Nagle, de 57 años, saltó a la fama en 1991 con la Universidad de Louisville, donde fue nombrado Jugador Más Valioso del Fiesta Bowl tras guiar a su equipo a una recordada victoria frente a Alabama.
Ese mismo año, los New York Jets apostaron por él en la segunda ronda del draft —con la selección número 34—, un turno que llegó apenas un puesto después de la elección de Brett Favre por los Atlanta Falcons. Las expectativas eran altas: los Jets lo veían como el mariscal de campo que lideraría su futuro.

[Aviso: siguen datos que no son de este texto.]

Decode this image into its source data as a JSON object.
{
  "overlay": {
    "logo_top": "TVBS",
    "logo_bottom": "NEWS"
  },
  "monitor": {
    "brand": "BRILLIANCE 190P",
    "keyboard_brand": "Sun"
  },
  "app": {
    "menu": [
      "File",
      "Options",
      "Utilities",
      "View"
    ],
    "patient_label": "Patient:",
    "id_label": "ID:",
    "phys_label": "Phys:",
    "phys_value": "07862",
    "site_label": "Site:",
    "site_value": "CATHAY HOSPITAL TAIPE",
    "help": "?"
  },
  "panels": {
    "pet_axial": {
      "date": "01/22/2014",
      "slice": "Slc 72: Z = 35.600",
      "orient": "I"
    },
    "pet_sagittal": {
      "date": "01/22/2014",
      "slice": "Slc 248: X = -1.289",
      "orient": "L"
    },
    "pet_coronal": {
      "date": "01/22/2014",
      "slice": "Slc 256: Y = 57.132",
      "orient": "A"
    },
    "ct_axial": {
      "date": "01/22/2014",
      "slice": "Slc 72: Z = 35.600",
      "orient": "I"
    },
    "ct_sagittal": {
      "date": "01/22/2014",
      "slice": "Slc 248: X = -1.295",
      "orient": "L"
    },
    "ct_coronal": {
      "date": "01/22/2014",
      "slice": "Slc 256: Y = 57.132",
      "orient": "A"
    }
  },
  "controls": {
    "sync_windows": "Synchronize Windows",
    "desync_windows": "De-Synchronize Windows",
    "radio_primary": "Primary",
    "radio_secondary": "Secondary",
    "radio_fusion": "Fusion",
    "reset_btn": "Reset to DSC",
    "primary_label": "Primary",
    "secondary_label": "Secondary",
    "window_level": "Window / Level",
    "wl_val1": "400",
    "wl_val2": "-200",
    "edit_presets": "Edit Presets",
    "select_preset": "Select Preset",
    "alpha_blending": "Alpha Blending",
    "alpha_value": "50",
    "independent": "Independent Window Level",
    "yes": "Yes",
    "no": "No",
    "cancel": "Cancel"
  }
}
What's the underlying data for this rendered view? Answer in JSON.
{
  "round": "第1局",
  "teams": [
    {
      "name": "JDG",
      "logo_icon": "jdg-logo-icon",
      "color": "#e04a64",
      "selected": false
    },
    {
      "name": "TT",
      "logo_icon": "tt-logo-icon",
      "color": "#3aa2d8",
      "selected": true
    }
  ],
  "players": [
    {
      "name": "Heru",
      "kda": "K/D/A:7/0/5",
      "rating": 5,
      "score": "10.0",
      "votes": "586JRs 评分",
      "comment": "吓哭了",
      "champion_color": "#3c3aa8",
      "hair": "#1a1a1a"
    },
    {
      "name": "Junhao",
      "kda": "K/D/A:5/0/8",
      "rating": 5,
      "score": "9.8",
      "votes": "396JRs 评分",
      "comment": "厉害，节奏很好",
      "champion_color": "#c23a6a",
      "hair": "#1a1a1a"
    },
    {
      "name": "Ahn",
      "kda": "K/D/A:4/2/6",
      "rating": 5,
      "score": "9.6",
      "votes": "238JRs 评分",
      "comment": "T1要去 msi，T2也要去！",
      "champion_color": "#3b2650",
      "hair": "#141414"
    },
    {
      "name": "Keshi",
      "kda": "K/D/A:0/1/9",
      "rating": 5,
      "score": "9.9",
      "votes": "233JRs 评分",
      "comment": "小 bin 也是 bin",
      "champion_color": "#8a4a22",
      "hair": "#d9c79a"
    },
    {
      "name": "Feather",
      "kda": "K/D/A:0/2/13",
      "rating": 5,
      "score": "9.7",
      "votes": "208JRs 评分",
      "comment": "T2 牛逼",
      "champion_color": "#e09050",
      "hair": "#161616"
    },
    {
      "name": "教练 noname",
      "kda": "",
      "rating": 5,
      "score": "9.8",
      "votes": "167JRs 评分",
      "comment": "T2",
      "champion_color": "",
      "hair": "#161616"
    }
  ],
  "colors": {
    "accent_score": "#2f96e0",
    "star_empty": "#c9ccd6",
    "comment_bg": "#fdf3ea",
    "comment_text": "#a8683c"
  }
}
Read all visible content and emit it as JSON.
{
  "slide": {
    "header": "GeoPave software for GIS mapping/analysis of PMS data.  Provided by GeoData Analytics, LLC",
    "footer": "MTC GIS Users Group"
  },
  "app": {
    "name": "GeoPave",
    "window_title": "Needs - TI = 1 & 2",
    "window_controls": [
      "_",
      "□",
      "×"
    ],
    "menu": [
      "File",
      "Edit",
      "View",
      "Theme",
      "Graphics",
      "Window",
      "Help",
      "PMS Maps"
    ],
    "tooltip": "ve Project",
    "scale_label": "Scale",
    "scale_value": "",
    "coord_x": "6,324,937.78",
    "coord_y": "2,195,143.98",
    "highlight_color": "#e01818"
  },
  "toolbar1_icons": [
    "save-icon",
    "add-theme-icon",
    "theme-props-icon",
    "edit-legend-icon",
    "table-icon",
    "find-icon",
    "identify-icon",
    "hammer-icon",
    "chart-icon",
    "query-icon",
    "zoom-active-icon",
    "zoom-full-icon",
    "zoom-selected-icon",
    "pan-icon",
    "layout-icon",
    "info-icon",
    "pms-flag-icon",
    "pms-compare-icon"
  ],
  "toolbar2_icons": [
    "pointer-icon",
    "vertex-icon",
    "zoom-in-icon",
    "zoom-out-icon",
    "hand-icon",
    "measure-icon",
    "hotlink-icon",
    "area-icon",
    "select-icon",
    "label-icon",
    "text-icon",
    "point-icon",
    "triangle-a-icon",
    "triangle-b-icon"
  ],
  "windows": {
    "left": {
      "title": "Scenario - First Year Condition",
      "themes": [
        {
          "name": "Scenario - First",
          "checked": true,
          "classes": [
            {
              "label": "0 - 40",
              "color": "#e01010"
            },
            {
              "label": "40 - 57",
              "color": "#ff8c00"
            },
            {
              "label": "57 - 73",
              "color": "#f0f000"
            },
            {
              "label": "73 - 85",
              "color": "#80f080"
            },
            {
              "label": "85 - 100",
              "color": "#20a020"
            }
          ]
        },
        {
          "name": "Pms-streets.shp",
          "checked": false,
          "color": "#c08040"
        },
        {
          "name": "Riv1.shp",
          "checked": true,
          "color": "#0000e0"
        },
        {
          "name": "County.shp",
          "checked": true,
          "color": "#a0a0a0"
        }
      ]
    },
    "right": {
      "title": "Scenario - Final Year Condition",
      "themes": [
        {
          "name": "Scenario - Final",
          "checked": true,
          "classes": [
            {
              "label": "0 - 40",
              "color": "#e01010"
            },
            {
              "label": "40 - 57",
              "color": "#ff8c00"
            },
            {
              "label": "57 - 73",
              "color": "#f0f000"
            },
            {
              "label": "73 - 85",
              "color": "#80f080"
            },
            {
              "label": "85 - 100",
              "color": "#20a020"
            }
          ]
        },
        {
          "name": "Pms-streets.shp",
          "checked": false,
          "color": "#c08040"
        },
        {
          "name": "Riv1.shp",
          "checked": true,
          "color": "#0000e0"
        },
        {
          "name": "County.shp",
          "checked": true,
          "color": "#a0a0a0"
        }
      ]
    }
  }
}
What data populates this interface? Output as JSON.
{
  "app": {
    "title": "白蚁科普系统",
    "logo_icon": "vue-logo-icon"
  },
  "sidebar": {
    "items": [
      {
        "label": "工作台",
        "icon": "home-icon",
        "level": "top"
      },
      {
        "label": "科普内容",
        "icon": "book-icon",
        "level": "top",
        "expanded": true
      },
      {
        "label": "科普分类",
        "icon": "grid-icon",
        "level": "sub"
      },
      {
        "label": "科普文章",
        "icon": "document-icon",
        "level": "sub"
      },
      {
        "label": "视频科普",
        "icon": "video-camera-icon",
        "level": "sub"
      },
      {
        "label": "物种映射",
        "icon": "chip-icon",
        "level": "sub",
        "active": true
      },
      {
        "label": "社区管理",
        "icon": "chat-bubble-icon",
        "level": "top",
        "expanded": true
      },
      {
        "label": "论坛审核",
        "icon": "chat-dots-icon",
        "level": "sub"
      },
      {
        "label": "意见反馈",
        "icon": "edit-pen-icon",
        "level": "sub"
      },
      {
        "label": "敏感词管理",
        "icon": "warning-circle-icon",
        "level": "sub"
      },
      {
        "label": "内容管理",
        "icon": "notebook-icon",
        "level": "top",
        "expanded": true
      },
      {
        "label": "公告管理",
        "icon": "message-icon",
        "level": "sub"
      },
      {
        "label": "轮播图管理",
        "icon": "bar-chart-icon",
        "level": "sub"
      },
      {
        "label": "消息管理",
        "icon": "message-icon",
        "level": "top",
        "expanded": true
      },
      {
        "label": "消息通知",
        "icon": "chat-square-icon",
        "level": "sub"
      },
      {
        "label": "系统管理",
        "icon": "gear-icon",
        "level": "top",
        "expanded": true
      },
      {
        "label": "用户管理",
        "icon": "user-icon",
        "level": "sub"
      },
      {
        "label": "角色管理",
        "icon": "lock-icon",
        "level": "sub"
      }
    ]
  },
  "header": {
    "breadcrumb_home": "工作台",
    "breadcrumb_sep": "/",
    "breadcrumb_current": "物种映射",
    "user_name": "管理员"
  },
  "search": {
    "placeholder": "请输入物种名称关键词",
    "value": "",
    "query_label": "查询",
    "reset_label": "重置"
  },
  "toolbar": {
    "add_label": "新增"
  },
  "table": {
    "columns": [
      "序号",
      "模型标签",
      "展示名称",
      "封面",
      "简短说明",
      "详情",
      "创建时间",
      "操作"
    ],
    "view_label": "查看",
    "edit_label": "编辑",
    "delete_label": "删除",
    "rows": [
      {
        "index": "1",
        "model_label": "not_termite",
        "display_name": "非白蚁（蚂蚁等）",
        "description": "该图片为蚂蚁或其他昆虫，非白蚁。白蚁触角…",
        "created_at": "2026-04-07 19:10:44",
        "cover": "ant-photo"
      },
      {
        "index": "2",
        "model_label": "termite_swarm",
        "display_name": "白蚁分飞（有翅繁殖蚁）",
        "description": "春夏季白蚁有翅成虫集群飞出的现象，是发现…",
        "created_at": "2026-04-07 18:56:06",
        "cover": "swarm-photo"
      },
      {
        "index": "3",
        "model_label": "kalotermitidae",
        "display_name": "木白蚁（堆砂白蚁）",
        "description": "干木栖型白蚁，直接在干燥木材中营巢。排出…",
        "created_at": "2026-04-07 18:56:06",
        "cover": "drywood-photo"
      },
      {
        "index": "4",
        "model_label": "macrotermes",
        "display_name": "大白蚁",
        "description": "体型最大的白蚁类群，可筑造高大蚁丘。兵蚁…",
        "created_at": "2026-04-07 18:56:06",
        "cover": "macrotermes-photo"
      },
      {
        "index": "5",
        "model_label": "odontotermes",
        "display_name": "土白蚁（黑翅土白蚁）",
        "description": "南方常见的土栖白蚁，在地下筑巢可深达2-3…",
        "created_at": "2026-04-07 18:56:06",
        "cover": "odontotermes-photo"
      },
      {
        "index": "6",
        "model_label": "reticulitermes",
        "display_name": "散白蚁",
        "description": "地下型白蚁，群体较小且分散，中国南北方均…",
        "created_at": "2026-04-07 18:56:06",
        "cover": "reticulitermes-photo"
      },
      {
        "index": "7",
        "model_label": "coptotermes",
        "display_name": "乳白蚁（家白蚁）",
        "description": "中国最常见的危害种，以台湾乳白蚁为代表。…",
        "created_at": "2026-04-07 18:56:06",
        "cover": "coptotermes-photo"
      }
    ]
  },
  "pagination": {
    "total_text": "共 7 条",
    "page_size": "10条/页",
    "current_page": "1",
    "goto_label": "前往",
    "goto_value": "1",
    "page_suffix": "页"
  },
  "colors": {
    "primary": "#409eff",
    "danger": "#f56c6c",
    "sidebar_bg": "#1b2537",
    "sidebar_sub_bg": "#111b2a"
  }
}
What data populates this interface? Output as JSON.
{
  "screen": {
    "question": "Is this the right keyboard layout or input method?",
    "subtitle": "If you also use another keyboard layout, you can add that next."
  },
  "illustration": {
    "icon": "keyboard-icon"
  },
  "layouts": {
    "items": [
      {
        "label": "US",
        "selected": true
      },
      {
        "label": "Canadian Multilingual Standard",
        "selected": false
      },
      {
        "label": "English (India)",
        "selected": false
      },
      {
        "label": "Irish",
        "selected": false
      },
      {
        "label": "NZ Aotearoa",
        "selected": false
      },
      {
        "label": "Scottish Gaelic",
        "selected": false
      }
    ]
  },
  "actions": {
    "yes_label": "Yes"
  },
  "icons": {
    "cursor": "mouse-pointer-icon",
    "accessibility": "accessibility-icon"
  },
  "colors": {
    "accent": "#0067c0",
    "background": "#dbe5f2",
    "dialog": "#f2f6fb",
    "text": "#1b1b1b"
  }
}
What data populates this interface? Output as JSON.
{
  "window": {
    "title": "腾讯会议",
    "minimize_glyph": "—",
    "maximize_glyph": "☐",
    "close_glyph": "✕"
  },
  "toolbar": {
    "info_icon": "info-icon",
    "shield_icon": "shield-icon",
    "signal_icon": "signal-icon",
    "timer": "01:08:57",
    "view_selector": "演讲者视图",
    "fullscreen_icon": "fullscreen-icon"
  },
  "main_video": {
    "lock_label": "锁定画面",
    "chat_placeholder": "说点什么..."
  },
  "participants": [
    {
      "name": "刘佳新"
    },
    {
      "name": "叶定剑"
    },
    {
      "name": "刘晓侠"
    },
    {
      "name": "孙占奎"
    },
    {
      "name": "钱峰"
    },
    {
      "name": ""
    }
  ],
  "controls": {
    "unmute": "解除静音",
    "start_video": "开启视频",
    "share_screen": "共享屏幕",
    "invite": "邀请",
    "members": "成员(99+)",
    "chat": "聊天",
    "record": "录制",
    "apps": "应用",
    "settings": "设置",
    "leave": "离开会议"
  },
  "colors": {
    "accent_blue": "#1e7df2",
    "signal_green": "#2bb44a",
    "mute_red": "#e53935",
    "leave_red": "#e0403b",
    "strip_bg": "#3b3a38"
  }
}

Pero su historia profesional tomó otro rumbo. En seis temporadas dentro de la liga, Nagle pasó por los Jets, los Colts y los Falcons, disputando apenas 14 juegos como titular. Sus números reflejaron las dificultades de adaptarse al nivel de la NFL: ocho pases de anotación frente a veinte intercepciones.
Aun así, el recuerdo de su etapa universitaria sigue intacto en Louisville. La institución expresó su pesar tras conocerse la noticia del fallecimiento, destacando el legado que dejó en su paso por el fútbol americano colegial.
“Su liderazgo y pasión por el deporte dejaron una huella imborrable en nuestro programa”, señaló el comunicado oficial del equipo.
Nagle, que durante su época de mayor brillo fue considerado una promesa del fútbol profesional estadounidense, es recordado hoy por su entrega en el campo y por el espíritu competitivo que lo acompañó tanto en los buenos como en los difíciles momentos de su carrera.